Shirley MacLaine seems to have the curmudgeonly older woman role down pat, and appears to have been doing it more or less for a couple of decades now, at least Terms of Endearment, which she did in (looks on IMDb) holy crap, 1983! Nevertheless, it may be the same general role but she has fun with various nuances of it through the years, and The Last Word is another installment into the niche she created for others.
Written by Stuart Ross Fink in his first script, directed by Mark Pellington (Henry Poole is Here), MacLaine plays Harriet, who has been estranged from her husband Edward (Philip Baker Hall, Bad Words) and daughter Elizabeth (Anne Heche, Wild Card) for long periods of time, but she retains a bit of clout as a powerful figure in a marketing company. Open learning that she might not have that much longer on this mortal coil, she employs Anne (Amanda Seyfried, Love the Coopers), a local newspaper writer of obituaries, to write one about her. Anne finds the challenge daunting, but then the eventual relationship which develops between polar opposites finds some life.
There is an intriguing ensemble here, one with potential in its character relationships but for all of its potential, The Last Word does a good deal in sabotaging it with the painfully ordinary.
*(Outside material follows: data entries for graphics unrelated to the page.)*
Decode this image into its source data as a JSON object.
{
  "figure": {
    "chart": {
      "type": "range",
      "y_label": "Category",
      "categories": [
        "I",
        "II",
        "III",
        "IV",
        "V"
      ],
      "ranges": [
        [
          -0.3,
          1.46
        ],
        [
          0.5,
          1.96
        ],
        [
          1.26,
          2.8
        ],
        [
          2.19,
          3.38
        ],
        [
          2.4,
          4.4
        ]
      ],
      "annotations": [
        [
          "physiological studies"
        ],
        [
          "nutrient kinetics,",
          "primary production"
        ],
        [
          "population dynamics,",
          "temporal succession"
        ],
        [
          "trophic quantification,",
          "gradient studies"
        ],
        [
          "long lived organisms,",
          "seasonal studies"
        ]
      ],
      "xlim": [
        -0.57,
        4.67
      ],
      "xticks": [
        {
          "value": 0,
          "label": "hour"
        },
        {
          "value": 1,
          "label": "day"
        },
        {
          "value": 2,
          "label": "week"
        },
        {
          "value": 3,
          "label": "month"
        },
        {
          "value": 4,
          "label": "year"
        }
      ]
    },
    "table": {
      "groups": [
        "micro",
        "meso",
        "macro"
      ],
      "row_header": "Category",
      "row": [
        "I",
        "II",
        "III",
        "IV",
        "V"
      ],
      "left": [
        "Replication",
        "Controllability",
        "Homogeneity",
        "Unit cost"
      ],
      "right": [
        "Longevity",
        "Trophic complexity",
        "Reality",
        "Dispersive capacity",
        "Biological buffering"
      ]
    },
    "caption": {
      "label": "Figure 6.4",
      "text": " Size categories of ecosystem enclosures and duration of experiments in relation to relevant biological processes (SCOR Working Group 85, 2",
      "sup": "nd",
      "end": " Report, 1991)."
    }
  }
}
MacLaine's Harriet is set in her cantankerous nature, and Anne is employed to serve as the changing of her ways, as it were. And the film spends enough time doing this that you are numbed by anything else they try to do to make Harriet an empathetic character. Whether its personal or professional, the aspect of Harriet's life serve little in the way of elevating the material. It was nice to see MacLaine and Hall onscreen together albeit briefly but at the end of the scene the story felt like a diminishing of their talents.
To be fair, it's not like MacLaine or Seyfried are good nor bad, it's just that they are kind of onscreen, inhabiting these spaces together for most of the time. MacLaine is wonderful though she's wonderful in most anything she does. Seyfried is fine, despite her character going through some strange personal evolution that feels out of place given the story. But neither make you think about their work in the film after you're done watching it, they're just going through the motions expected of themselves and one another. The introduction of young Brenda (AnnJewel Lee Dixon) is supposed to serve as a nod to the impression of obituaries that Harriet discusses early on, but as the film unfolds makes her appear as less of a comedic or emotional touchstone but more of a shoehorned, unnecessary plot device.
It's not necessarily that The Last Word moved the needle towards good or bad over the course of its story. But given the opportunity to do so, it didn't really do anything. It was more of a forgettable film than a memorable one in either direction. And I'd be willing to hunch it that the actors felt the same way.The Blu-ray:
Universal's AVC encode that graces The Last Word isn't bad, just nothing to be wowed by. I'd have assumed Pellington shot the film too but that wasn't the case, and the opening sequences of MacLaine is various shots of light, contrast and framing looked nice. Once the film got out and explored places like the radio station or marketing agency where she worked, things get a little shaky imagewise, with whites running a little hot and flesh tones wavering a little bit. Color reproduction is somewhat inconsistent as well. One would hope for more from Universal on this but oh well.The Sound:
The DTS-HD Master Audio 5.1 lossless surround befitting the movie is fine, though it does give a chance to show off some pretty good music over the course of its runtime. Dialogue is well-balanced and consistent through the film, thought doesn't get a lot to do past that to show off any sense of dynamic range. It was decent, nothing world-shattering or anything given the source.Extras:
Nothing here, nary a behind the scenes piece, trailer, commentary, etc.Final Thoughts:
Some road films where one of the protagonists deals with mortality are good and others are less so, but this rut lately of well-established, damned iconic actors tackling these stories in lackluster fashion is becoming a trend. Guys, you can rest on your laurels, it's not a big deal! The disc could use some improvement technically, and the lack of extras only contributes to the production's presumed general malaise. I'd perhaps skip this one even if you were the hardest core fan of anyone who appeared in this.